Beating the press: New Mission’s 1-2-2 zone press was completely overwhelming for Brighton in the first half. Playing far out of character, Malik James turned the ball over four times in the first half—mainly due to the amount of pressure and swarming that was coming from New Mission’s defenders. Even when Brighton didn’t turn the ball over, though, they often took quick shots and rarely worked the ball around to get the best shot. It was a problem that Coleman said he addressed with his team at halftime.

“I told Malik to slow down," Coleman said. "Early in with the press they were running at him and making him speed up, and he was turning it over. I told him to slow down, let them come, and then find the open guys. In the second half, they adjusted, they stopped approaching and they laid back. So at that point, we had to try to pick them apart.”

Pick them apart they certainly did, Brighton finished with four different scorers in double figures, Mojica, Nick Simpson, James, and Daivon Edwards.
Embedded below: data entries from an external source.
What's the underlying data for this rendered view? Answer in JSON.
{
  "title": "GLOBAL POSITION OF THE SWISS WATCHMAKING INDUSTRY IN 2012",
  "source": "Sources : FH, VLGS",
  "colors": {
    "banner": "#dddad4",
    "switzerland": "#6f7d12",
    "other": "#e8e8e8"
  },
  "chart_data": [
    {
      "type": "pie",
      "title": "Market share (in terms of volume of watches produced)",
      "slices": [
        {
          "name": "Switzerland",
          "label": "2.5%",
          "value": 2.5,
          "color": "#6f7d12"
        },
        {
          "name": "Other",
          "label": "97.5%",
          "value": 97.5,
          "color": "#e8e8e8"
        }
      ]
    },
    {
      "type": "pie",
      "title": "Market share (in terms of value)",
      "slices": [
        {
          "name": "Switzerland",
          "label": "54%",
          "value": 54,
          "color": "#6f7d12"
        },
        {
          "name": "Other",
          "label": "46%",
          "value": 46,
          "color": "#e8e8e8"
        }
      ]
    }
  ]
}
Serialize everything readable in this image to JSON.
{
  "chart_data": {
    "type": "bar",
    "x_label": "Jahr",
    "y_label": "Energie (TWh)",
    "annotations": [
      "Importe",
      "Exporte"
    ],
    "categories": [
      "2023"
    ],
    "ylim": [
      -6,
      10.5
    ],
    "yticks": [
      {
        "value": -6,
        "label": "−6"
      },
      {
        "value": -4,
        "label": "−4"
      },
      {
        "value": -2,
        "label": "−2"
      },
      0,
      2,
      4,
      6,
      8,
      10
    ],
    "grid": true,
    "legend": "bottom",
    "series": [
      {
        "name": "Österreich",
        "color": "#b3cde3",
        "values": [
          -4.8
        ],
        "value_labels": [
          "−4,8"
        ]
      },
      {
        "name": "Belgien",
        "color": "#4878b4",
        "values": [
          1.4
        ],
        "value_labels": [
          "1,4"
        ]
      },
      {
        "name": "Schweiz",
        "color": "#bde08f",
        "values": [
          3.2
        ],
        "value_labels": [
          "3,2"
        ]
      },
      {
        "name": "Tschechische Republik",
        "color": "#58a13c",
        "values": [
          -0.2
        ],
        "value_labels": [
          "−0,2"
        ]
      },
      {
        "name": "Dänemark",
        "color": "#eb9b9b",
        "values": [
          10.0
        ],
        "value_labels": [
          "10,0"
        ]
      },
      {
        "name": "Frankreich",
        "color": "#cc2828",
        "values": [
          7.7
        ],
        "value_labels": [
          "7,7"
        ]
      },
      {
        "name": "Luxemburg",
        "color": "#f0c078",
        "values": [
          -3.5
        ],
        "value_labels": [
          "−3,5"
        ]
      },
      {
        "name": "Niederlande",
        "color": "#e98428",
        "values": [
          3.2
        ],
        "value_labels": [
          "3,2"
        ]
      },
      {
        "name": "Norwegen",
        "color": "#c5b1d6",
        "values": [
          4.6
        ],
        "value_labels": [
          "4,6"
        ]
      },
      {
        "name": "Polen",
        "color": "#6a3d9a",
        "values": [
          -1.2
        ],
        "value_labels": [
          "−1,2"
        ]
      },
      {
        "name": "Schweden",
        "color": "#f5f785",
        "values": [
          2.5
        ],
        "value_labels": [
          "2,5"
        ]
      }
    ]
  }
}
Senior forward Nickerson Succes also came up big for the Bengals, coming off the bench with Mojica, Succes scored six points and at times anchored Brighton defensively and on the glass.

“Nick Simpson, Daivon Edwards, and Malik are our nucleus. We rely on them to show up and give what they’re supposed to give us, but then guys like Nick Succes and with Mark Mojica, we know what he’s capable of,” Coleman said.
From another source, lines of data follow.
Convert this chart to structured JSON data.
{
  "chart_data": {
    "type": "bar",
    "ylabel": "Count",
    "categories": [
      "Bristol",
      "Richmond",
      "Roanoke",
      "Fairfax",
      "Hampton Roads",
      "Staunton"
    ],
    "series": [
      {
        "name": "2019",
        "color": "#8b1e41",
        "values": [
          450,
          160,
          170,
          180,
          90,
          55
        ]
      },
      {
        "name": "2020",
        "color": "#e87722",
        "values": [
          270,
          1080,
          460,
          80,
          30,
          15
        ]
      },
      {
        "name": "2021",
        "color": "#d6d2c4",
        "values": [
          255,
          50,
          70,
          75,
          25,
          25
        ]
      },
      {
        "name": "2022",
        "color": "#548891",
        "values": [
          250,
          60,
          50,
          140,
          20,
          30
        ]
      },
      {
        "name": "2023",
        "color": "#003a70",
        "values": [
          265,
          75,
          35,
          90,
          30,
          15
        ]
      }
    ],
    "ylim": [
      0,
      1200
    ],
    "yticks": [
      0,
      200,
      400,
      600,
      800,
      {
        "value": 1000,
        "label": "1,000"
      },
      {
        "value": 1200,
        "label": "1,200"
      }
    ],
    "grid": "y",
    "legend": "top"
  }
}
“Tonight was a great example of those two guys stepping up when we needed it the most. We just want to build up our role players so that they can step up in situations like this.”

Foreshadowing of Round 3? New Mission outrebounded Brighton 34-21, but their defensive lapses down the stretch ultimately cost them the game. New Mission head coach Cory McCarthy was adamant to his team after the game about learning from the loss and moving on. After all, New Mission could potentially see Brighton again, either at the Boston City League championships or in the Division 2 North tournament -- or both.

“I’m not ashamed of my kids at all," McCarthy said. "I told my kids that if they’re going to go home and read social media, then yeah, feel that [pain], but the season’s not over. We’ll be there in the end. We’re not going anywhere, I still believe we’re the best team in the state.

“We lost, so what, we still have the best kids. Those guys (Brighton) are good, they’re good for a reason. They’ll be there in the end, and so will we. It’s going to be tough to beat a team three times, believe me.”

McCarthy was making a reference to the fact that with the win, Brighton got their second consecutive regular season sweep over the Titans. New Mission hasn’t beaten Brighton since the 2011 Division 2 North Final, a 55-53 Titans win. Mission went on to capture their second consecutive state title following that win.

“[Tonight] was a total mental breakdown, a mental collapse," McCarthy said. "We didn’t execute the way we did in the first half. We may have run out of energy, we were a little bit too amped like we were for the first game. There’s still a lot of youth out there, and we don’t have one guy that can take over a game and carry us to where we want them to carry us.

“I don’t care what happened tonight. We could have lost by 80, but we’re still the model program in the city. They get up to play us, they always play well against us. Some teams are just a bad matchup…they’re a matchup problem for us.”